Fluorescence in situ hybridisation, or FISH, is also very popular these days. This also uses probes. These are not only made of artificially produced DNA, but also have an attachment. This is a fluorescent dye. When the probe attaches, it produces a coloured light signal that can be seen under an electron microscope with special software. Several probes of different colours can be used at the same time.

The aim of cytogenetics

All cytogenetic methods are used to analyse the genome as precisely as possible. In addition to reproductive medicine, this is also extremely important in the diagnosis and treatment of tumours in order to achieve maximum therapeutic success. Genetic engineering, particularly in agriculture, also makes use of these methods, even cutting out individual genes and replacing them with others. This results in new, more resistant plant varieties.

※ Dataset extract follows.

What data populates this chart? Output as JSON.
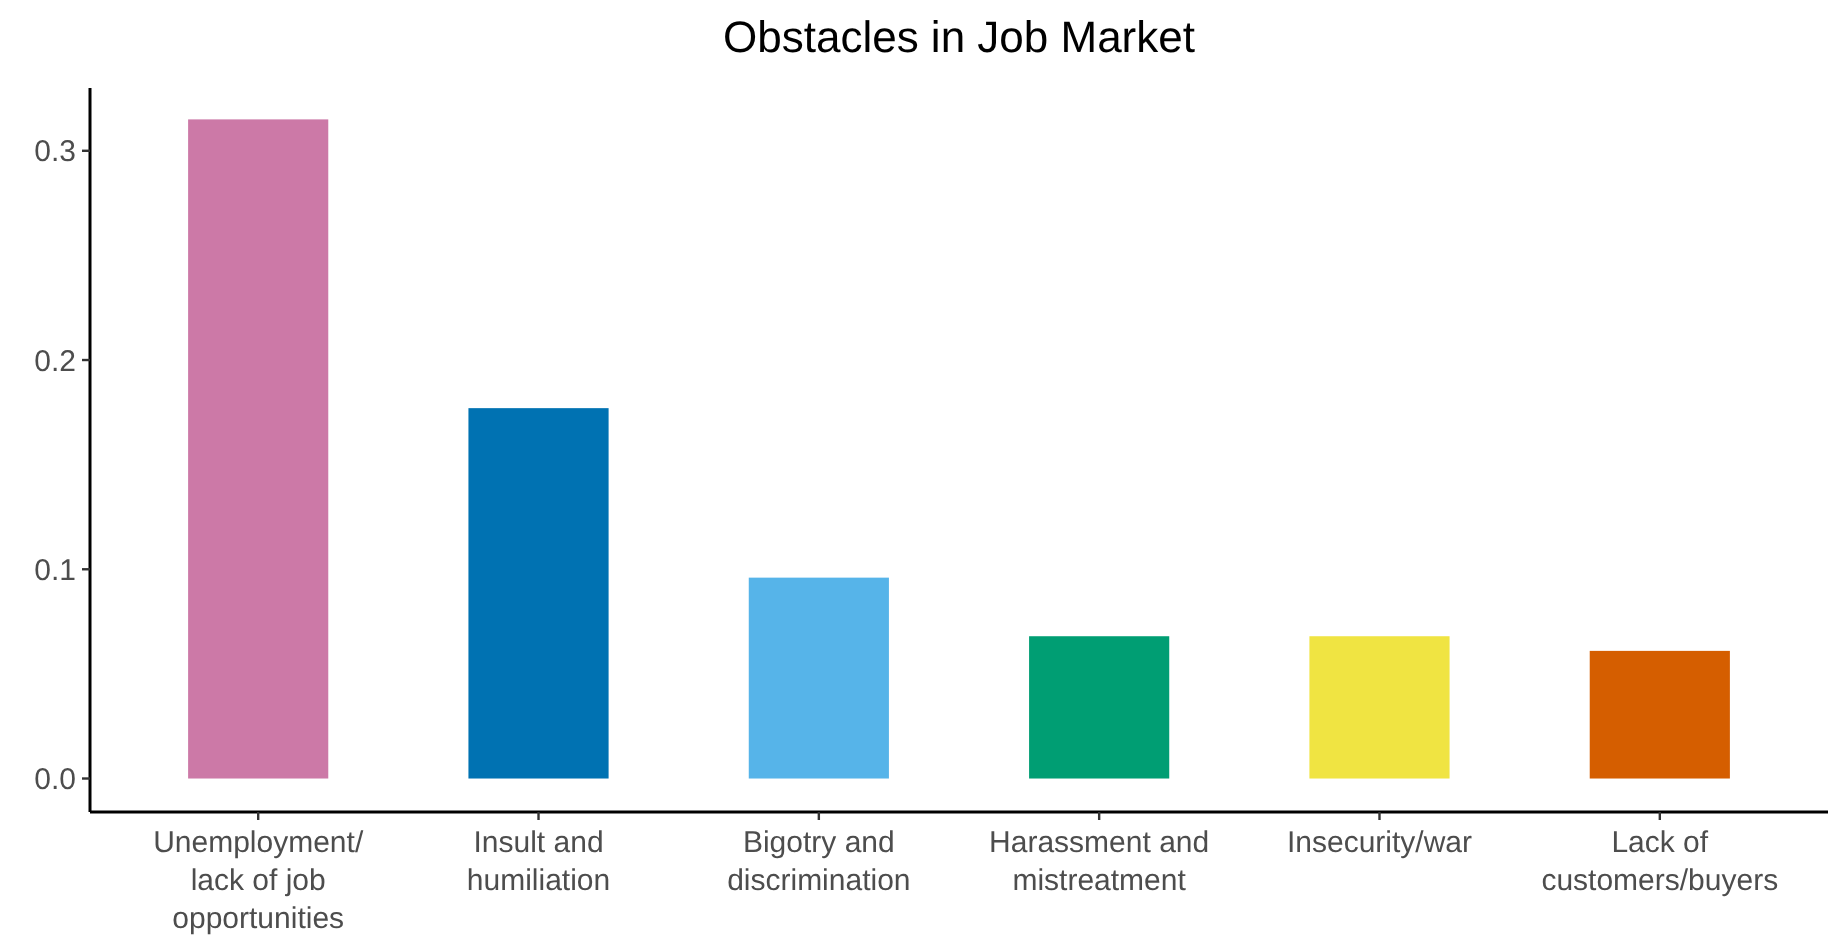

In most cases, cytogenetics is a great gain for all concerned. But there is always a flip side. Prenatal diagnosis is therefore always hotly debated, as it is often difficult to find the right ethical position. In most European countries, for example, it is forbidden to experiment with embryos that have not been used in IVF. In other words, no changes may be made to the human genome. But even the less complex methods are often criticised. For example, it is estimated that children are more often aborted if the parents know in advance that they are likely to have a handicap. Since prenatal cytogenetic testing is generally allowed but not compulsory, it is up to you to decide what you think is right for your little family.